GitHub remembers $200k ICE contract, says ‘yes’ to renewal

GitHub remembers $200k ICE contract, says ‘yes’ to renewal

GitHub has become the latest target of developer ire after it emerged it was on the brink of renewing a contract with the US’s Immigration and Customs Enforcement agency.

The code management platform’s CEO Nat Friedman circulated an email earlier this week outlining its rationale for renewing a $200,000 contract with the agency. The email was quickly leaked, prompting Friedman to post it publicly yesterday. In return, unhappy employees posted their response.

The email duel comes two weeks after Chef has hauled over the coals after it emerged it had a $90,000 deal with ICE, with company bosses zigzagging between defiance and contrition in response.

In his letter, Friedman said “the GitHub leadership team learned about a pending renewal of our product by the U.S. Immigration & Customs Enforcement (ICE) agency.” The original deal was struck in 2016 through a reseller partner.

Friedman went onto say “Like many Hubbers, I strongly disagree with many of the current administration’s immigration policies, including the practice of separating families at the border, the Muslim travel ban, and the efforts to dismantle the DACA program that protects people brought to the U.S. as children without documentation”. 

He added that parent company Microsoft also opposed the policies, and had backed litigation against legislation targeting immigrants. Microsoft likewise continues to supply products and services to the agency.

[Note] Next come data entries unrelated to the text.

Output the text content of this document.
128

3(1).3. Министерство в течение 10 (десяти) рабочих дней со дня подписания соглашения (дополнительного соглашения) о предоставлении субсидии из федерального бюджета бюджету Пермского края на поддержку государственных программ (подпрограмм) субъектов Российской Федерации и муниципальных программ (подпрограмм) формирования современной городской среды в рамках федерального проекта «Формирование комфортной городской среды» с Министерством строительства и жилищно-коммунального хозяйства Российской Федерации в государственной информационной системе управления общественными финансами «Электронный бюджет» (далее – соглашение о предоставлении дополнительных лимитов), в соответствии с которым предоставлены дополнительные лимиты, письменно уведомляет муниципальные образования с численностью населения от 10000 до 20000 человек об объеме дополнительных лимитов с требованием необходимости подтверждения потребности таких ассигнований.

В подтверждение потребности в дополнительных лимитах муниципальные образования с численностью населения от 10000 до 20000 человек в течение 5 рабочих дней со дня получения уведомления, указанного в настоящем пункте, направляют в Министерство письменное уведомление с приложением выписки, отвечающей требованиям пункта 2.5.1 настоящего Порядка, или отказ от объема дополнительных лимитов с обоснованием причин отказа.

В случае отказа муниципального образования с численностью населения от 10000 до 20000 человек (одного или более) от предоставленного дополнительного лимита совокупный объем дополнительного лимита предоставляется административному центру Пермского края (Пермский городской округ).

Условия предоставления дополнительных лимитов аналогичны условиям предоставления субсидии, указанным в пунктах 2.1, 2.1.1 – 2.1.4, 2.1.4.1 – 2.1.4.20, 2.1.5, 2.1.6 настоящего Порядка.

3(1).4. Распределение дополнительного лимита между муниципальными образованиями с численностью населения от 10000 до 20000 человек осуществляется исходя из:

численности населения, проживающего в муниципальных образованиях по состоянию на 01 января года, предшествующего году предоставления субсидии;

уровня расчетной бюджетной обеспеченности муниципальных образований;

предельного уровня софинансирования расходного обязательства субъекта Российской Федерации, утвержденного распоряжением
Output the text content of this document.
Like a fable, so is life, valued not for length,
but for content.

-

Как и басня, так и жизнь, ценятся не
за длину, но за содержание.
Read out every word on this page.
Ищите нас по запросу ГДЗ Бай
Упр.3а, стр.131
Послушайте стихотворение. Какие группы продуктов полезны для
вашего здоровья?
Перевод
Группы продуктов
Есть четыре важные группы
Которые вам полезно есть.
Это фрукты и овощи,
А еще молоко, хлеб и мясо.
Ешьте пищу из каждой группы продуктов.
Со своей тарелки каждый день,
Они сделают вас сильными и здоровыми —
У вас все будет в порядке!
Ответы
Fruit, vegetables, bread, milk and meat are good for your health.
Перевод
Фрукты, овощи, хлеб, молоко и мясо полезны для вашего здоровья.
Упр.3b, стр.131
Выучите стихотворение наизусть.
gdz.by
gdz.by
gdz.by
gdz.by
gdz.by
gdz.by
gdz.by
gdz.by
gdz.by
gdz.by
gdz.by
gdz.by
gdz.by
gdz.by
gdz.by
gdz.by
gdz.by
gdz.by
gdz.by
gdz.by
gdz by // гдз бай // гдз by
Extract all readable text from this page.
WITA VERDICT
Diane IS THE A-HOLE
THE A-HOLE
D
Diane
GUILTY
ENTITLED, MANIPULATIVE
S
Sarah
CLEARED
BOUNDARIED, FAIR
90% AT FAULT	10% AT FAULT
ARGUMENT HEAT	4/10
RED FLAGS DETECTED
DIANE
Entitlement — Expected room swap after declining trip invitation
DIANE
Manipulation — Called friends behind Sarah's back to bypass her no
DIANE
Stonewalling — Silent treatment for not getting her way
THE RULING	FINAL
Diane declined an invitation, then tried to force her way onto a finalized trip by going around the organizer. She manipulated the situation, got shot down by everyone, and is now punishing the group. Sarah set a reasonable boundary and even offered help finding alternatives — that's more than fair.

But, he continued, GitHub did not know what its products were being used for by ICE, which he said, also did important work in areas like preventing human trafficking. It was elected politician’s jobs to “decide, pursuant to the rule of law, the policies the government will pursue.”

“We believe the appropriate way to advocate for our values in a democracy is to use our corporate voice, and not to unplug technology services when government customers use them to do things to which we object,” he wrote.

“A world where developers in one country or every country are required to tell us what type of software they are creating would, in our view, undermine the fundamental rights of software developers,” he said. “Just as Microsoft for more than three decades has licensed Microsoft Word without demanding to know what customers use it to write, we believe it would be wrong for GitHub to demand that software developers tell us what they are using our tools to do.”

GitHub will continue to work to “change the current administration’s terrible immigration policies like the family separation policy and the effort to rescind DACA.” It would donate $500,000 to nonprofits helping immigrant communities being targeted by the current administration.

Friedman’s comments did not cut much ice with its workforce, with a reply quickly popping up, via the Washington Post, arguing that continuing with the contract made GitHub, and its employees, “complicit in their widespread human rights abuses”.

“We cannot offset human lives with money. There is no donation that can offset the harm that ICE is perpetrating with the help of our labor. We implore GitHub to immediately cancel its contract with ICE, no matter the cost. Now is the time to take a stand, or be complicit.”

So far, it seems, the standoff continues. Given the vastness of the US government’s IT operations, it seems inevitable other firms will come into the firing line before too long.